How we review and rate AI products

Technical excellence is not enough

At Common Sense, we know that successful artificial intelligence is built with responsibility, ethics, and inclusion by design. This means that technical excellence alone is not enough for AI systems—AI is sociotechnical, which means that the technology cannot be separated from the humans and the human-created processes that inform, shape, and develop its use.

That's why our AI product reviews are contextual, taking into account the societal landscape in which the products will be used and actively seeking what information might be missing or invisible to an AI system. Our ratings and reviews act as "nutrition" labels for AI. They describe a product's opportunities, limitations, and risks in a clear and consistent way, putting the information you need at your fingertips.

How Common Sense's AI reviews work

Our process stretches across two distinct stages: 1) participatory disclosures and 2) sociotechnical assessments. At its core, the process is built on the concept of model cards and datasheets, which can be thought of as "nutrition" labels for AI. This documentation organizes the essential facts about an AI model or system in a structured, repeatable way, surfacing critical information such as best uses, known limitations, ideal inputs, and performance metrics.

Our first step is to gather information about the product we're reviewing. This includes anything the organization has shared with us as a part of our participatory disclosures process, as well as any publicly available transparency reports, and a literature review.
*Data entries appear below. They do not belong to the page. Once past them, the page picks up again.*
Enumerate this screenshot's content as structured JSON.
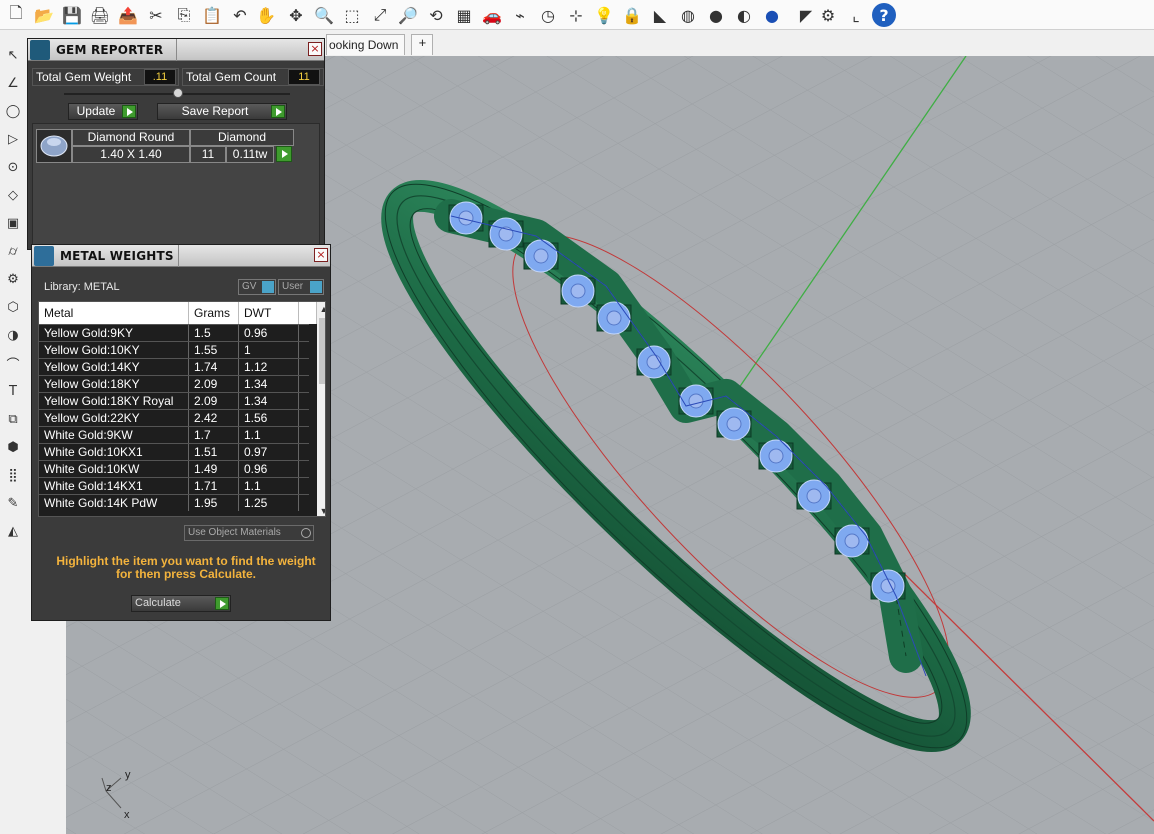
{
  "toolbar": {
    "icons": [
      "new-file",
      "open-folder",
      "save",
      "print",
      "export",
      "cut",
      "copy",
      "paste",
      "undo",
      "pan",
      "move",
      "zoom",
      "zoom-window",
      "zoom-extents",
      "zoom-selected",
      "rotate",
      "grid-layout",
      "car",
      "disconnect",
      "clock",
      "snap",
      "light",
      "lock",
      "render-material",
      "color-wheel",
      "shade-sphere",
      "gray-sphere",
      "blue-sphere",
      "pick",
      "settings",
      "crop",
      "help"
    ],
    "glyphs": [
      "🗋",
      "📂",
      "💾",
      "🖨",
      "📤",
      "✂",
      "⎘",
      "📋",
      "↶",
      "✋",
      "✥",
      "🔍",
      "⬚",
      "⤢",
      "🔎",
      "⟲",
      "▦",
      "🚗",
      "⌁",
      "◷",
      "⊹",
      "💡",
      "🔒",
      "◣",
      "◍",
      "●",
      "◐",
      "●",
      "◤",
      "⚙",
      "⌞",
      "?"
    ]
  },
  "lefttools": {
    "glyphs": [
      "↖",
      "∠",
      "◯",
      "▷",
      "⊙",
      "◇",
      "▣",
      "⌭",
      "⚙",
      "⬡",
      "◑",
      "⌒",
      "T",
      "⧉",
      "⬢",
      "⣿",
      "✎",
      "◭"
    ]
  },
  "viewport": {
    "tabs": [
      "ooking Down"
    ],
    "add_tab": "+",
    "axis_y": "y",
    "axis_z": "z",
    "axis_x": "x",
    "colors": {
      "background": "#a8acb0",
      "ring": "#1f6e49",
      "gem": "#7fa9f0",
      "green_axis": "#3fae44",
      "red_axis": "#c43c3c"
    }
  },
  "gem_reporter": {
    "title": "GEM REPORTER",
    "close": "×",
    "weight_label": "Total Gem Weight",
    "weight_value": ".11",
    "count_label": "Total Gem Count",
    "count_value": "11",
    "update_label": "Update",
    "save_label": "Save Report",
    "gem": {
      "shape": "Diamond Round",
      "size": "1.40 X 1.40",
      "type": "Diamond",
      "count": "11",
      "tw": "0.11tw"
    }
  },
  "metal_weights": {
    "title": "METAL WEIGHTS",
    "close": "×",
    "library_label": "Library: METAL",
    "gv_label": "GV",
    "user_label": "User",
    "columns": [
      "Metal",
      "Grams",
      "DWT"
    ],
    "rows": [
      [
        "Yellow Gold:9KY",
        "1.5",
        "0.96"
      ],
      [
        "Yellow Gold:10KY",
        "1.55",
        "1"
      ],
      [
        "Yellow Gold:14KY",
        "1.74",
        "1.12"
      ],
      [
        "Yellow Gold:18KY",
        "2.09",
        "1.34"
      ],
      [
        "Yellow Gold:18KY Royal",
        "2.09",
        "1.34"
      ],
      [
        "Yellow Gold:22KY",
        "2.42",
        "1.56"
      ],
      [
        "White Gold:9KW",
        "1.7",
        "1.1"
      ],
      [
        "White Gold:10KX1",
        "1.51",
        "0.97"
      ],
      [
        "White Gold:10KW",
        "1.49",
        "0.96"
      ],
      [
        "White Gold:14KX1",
        "1.71",
        "1.1"
      ],
      [
        "White Gold:14K PdW",
        "1.95",
        "1.25"
      ]
    ],
    "use_object_materials": "Use Object Materials",
    "hint_line1": "Highlight the item you want to find the weight",
    "hint_line2": "for then press Calculate.",
    "calculate_label": "Calculate"
  }
}
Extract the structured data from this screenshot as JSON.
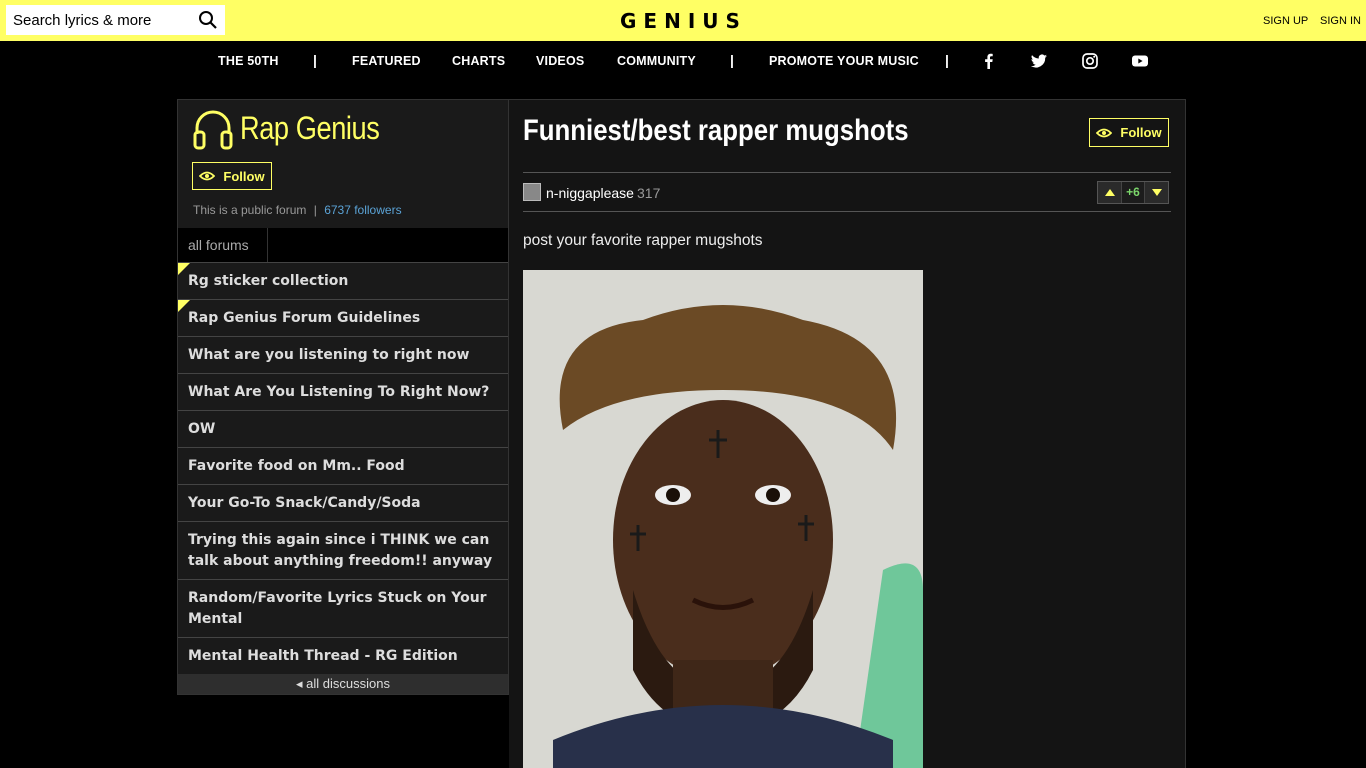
{
  "topbar": {
    "search_placeholder": "Search lyrics & more",
    "logo": "GENIUS",
    "sign_up": "SIGN UP",
    "sign_in": "SIGN IN"
  },
  "nav": {
    "items": [
      "THE 50TH",
      "FEATURED",
      "CHARTS",
      "VIDEOS",
      "COMMUNITY",
      "PROMOTE YOUR MUSIC"
    ],
    "separator": "|",
    "social": [
      "facebook-icon",
      "twitter-icon",
      "instagram-icon",
      "youtube-icon"
    ]
  },
  "forum": {
    "title": "Rap Genius",
    "follow_label": "Follow",
    "info_public": "This is a public forum",
    "info_sep": "|",
    "followers": "6737 followers",
    "tab_all": "all forums",
    "threads": [
      {
        "title": "Rg sticker collection",
        "pinned": true
      },
      {
        "title": "Rap Genius Forum Guidelines",
        "pinned": true
      },
      {
        "title": "What are you listening to right now",
        "pinned": false
      },
      {
        "title": "What Are You Listening To Right Now?",
        "pinned": false
      },
      {
        "title": "OW",
        "pinned": false
      },
      {
        "title": "Favorite food on Mm.. Food",
        "pinned": false
      },
      {
        "title": "Your Go-To Snack/Candy/Soda",
        "pinned": false
      },
      {
        "title": "Trying this again since i THINK we can talk about anything freedom!! anyway",
        "pinned": false
      },
      {
        "title": "Random/Favorite Lyrics Stuck on Your Mental",
        "pinned": false
      },
      {
        "title": "Mental Health Thread - RG Edition",
        "pinned": false
      }
    ],
    "all_discussions": "all discussions"
  },
  "post": {
    "title": "Funniest/best rapper mugshots",
    "follow_label": "Follow",
    "author": "n-niggaplease",
    "author_iq": "317",
    "vote_count": "+6",
    "body": "post your favorite rapper mugshots"
  },
  "colors": {
    "brand_yellow": "#ffff64",
    "link_blue": "#5ba3d6",
    "vote_green": "#7bd66b"
  }
}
Once we have gathered as much information as we can, we bring our review team together for a discussion. This is what we call our sociotechnical assessment. During this conversation we assess multiple dimensions of the product, including:

Common Sense AI Principles. Each product is assessed for potential opportunities, limitations, and harms according to the standards of each AI principle.
A Continuum of Risk. Different applications of advanced technologies may be riskier in some contexts. Higher-risk applications require increased scrutiny, auditing, and disclosure.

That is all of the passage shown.